Essa coisa de uma civilização multitudinária é um outro aspecto da sociedade. A arte, por exemplo, não tem que ficar ligada nisso. Os caras falam que uma obra só vale se dez milhões a lerem, mas a população da Terra é de 6 bilhões. Por esse raciocínio, dez milhões não são nada. Não é por aí, os critérios não devem ser quantitativos.

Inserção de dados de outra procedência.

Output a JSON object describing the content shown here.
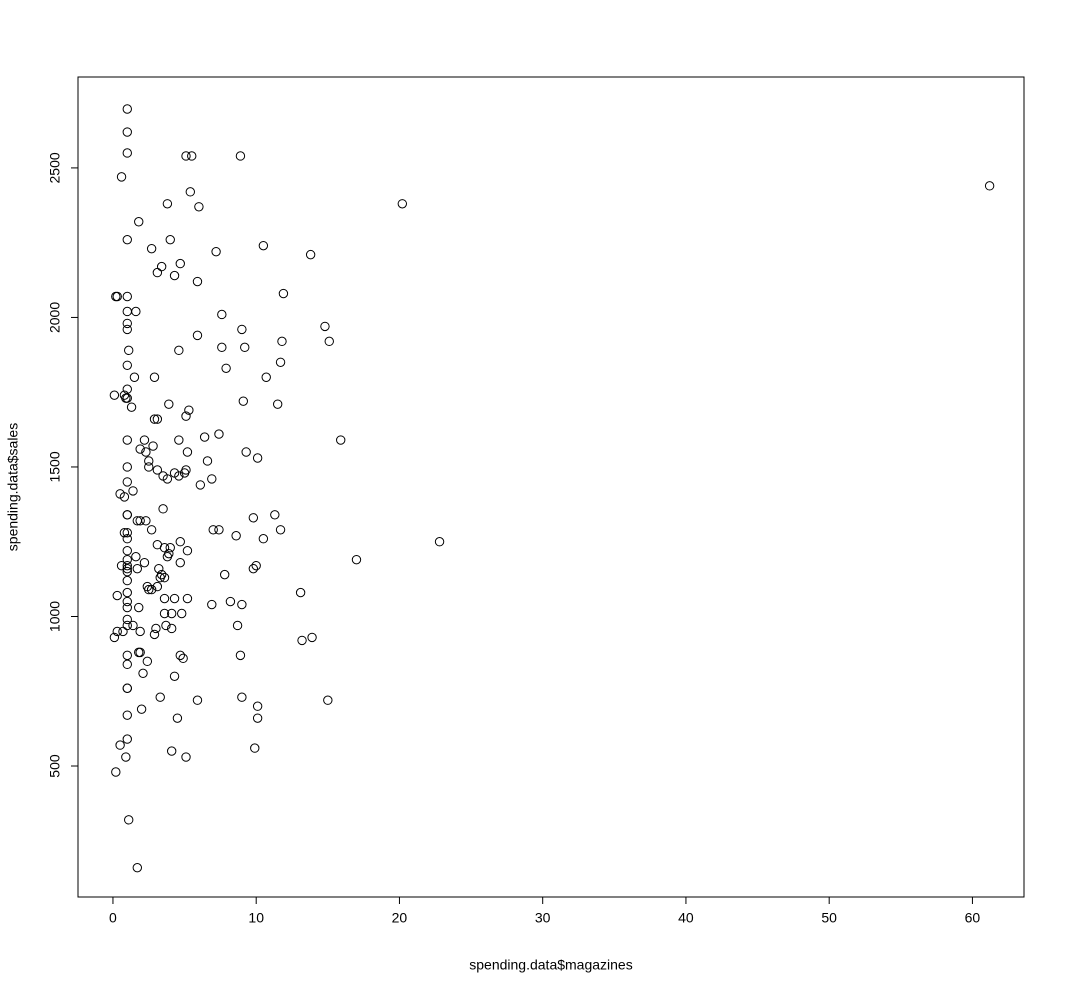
{
  "chart_data": {
    "type": "scatter",
    "x_label": "spending.data$magazines",
    "y_label": "spending.data$sales",
    "color": "#000000",
    "grid": false,
    "xlim": [
      -2.44,
      63.6
    ],
    "ylim": [
      62,
      2804
    ],
    "xticks": [
      0,
      10,
      20,
      30,
      40,
      50,
      60
    ],
    "yticks": [
      500,
      1000,
      1500,
      2000,
      2500
    ],
    "x": [
      1.0,
      1.0,
      1.0,
      0.6,
      5.1,
      5.5,
      8.9,
      5.4,
      3.8,
      6.0,
      20.2,
      61.2,
      1.8,
      1.0,
      4.0,
      2.7,
      10.5,
      7.2,
      13.8,
      4.7,
      3.4,
      3.1,
      4.3,
      5.9,
      0.2,
      0.3,
      1.0,
      11.9,
      1.0,
      1.6,
      7.6,
      1.0,
      1.0,
      9.0,
      14.8,
      5.9,
      11.8,
      15.1,
      1.1,
      4.6,
      7.6,
      9.2,
      1.0,
      7.9,
      11.7,
      1.5,
      2.9,
      10.7,
      0.1,
      0.8,
      1.0,
      0.9,
      1.0,
      1.3,
      3.9,
      9.1,
      11.5,
      5.3,
      5.1,
      2.9,
      3.1,
      1.0,
      2.2,
      4.6,
      6.4,
      7.4,
      15.9,
      1.9,
      2.3,
      2.8,
      5.2,
      9.3,
      10.1,
      2.5,
      6.6,
      1.0,
      2.5,
      3.1,
      5.1,
      5.0,
      4.3,
      3.5,
      4.6,
      3.8,
      6.9,
      1.0,
      6.1,
      1.4,
      0.5,
      0.8,
      3.5,
      1.0,
      1.0,
      11.3,
      9.8,
      1.7,
      1.9,
      2.3,
      2.7,
      7.0,
      7.4,
      11.7,
      0.8,
      1.0,
      1.0,
      8.6,
      10.5,
      22.8,
      4.7,
      3.1,
      3.6,
      4.0,
      1.0,
      5.2,
      3.9,
      3.8,
      1.6,
      1.0,
      17.0,
      0.6,
      1.0,
      2.2,
      4.7,
      10.0,
      9.8,
      1.0,
      1.0,
      1.7,
      3.2,
      3.4,
      3.6,
      3.3,
      7.8,
      1.0,
      2.4,
      2.5,
      2.7,
      3.1,
      0.3,
      1.0,
      13.1,
      3.6,
      4.3,
      5.2,
      8.2,
      1.0,
      6.9,
      9.0,
      1.0,
      1.8,
      3.6,
      4.1,
      4.8,
      1.0,
      1.0,
      1.4,
      3.7,
      8.7,
      4.1,
      3.0,
      0.3,
      0.7,
      1.9,
      2.9,
      0.1,
      13.9,
      13.2,
      1.0,
      1.9,
      1.8,
      4.7,
      4.9,
      8.9,
      2.4,
      1.0,
      2.1,
      4.3,
      1.0,
      1.0,
      3.3,
      9.0,
      5.9,
      15.0,
      10.1,
      2.0,
      1.0,
      4.5,
      10.1,
      1.0,
      0.5,
      4.1,
      9.9,
      0.9,
      5.1,
      0.2,
      1.1,
      1.7
    ],
    "values": [
      2697,
      2620,
      2550,
      2470,
      2540,
      2540,
      2540,
      2420,
      2380,
      2370,
      2380,
      2440,
      2320,
      2260,
      2260,
      2230,
      2240,
      2220,
      2210,
      2180,
      2170,
      2150,
      2140,
      2120,
      2070,
      2070,
      2070,
      2080,
      2020,
      2020,
      2010,
      1980,
      1960,
      1960,
      1970,
      1940,
      1920,
      1920,
      1890,
      1890,
      1900,
      1900,
      1840,
      1830,
      1850,
      1800,
      1800,
      1800,
      1740,
      1740,
      1760,
      1730,
      1730,
      1700,
      1710,
      1720,
      1710,
      1690,
      1670,
      1660,
      1660,
      1590,
      1590,
      1590,
      1600,
      1610,
      1590,
      1560,
      1550,
      1570,
      1550,
      1550,
      1530,
      1520,
      1520,
      1500,
      1500,
      1490,
      1490,
      1480,
      1480,
      1470,
      1470,
      1460,
      1460,
      1450,
      1440,
      1420,
      1410,
      1400,
      1360,
      1340,
      1340,
      1340,
      1330,
      1320,
      1320,
      1320,
      1290,
      1290,
      1290,
      1290,
      1280,
      1280,
      1260,
      1270,
      1260,
      1250,
      1250,
      1240,
      1230,
      1230,
      1220,
      1220,
      1210,
      1200,
      1200,
      1190,
      1190,
      1170,
      1170,
      1180,
      1180,
      1170,
      1160,
      1160,
      1150,
      1160,
      1160,
      1140,
      1130,
      1130,
      1140,
      1120,
      1100,
      1090,
      1090,
      1100,
      1070,
      1080,
      1080,
      1060,
      1060,
      1060,
      1050,
      1050,
      1040,
      1040,
      1030,
      1030,
      1010,
      1010,
      1010,
      990,
      970,
      970,
      970,
      970,
      960,
      960,
      950,
      950,
      950,
      940,
      930,
      930,
      920,
      870,
      880,
      880,
      870,
      860,
      870,
      850,
      840,
      810,
      800,
      760,
      760,
      730,
      730,
      720,
      720,
      700,
      690,
      670,
      660,
      660,
      590,
      570,
      550,
      560,
      530,
      530,
      480,
      320,
      160
    ]
  }
}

Um leitor que se apaixone por seu poema, já vale. Você faz a coisa para o ser humano real, não para o ser humano abstrato, aquele da estatística. O escritor se sente recompensado quando alguém chega a ele e diz que gostou de seu romance. Ele escreve para o outro. Um autor de best-seller deve ficar louco quando só vende um milhão... Deve pensar: “só na França vendi dois milhões, e agora, só vendo um milhão, será que estou decaindo?” Pior que ele não conhece ninguém daqueles milhões de pessoas. É tudo uma loucura. O que acontece? O cara lê o livro do Drummond e guarda, enquanto o best-seller, depois de lido, é jogado fora. Por quê? Porque não será relido, não tem nada de permanente.

O grande best-seller é As flores do mal. Quando Baudelaire o publicou, naquela época, na França, tinha escritor que vendia 40 mil exemplares. Ele tirou uma edição mixuruca. Porém, todos aqueles que tiravam 40 mil dançaram, hoje a gente não sabe nem o nome. O livro de Baudelaire, porém, continua. Já tirou milhões de exemplares, em tudo quanto é língua. O best-seller é Baudelaire.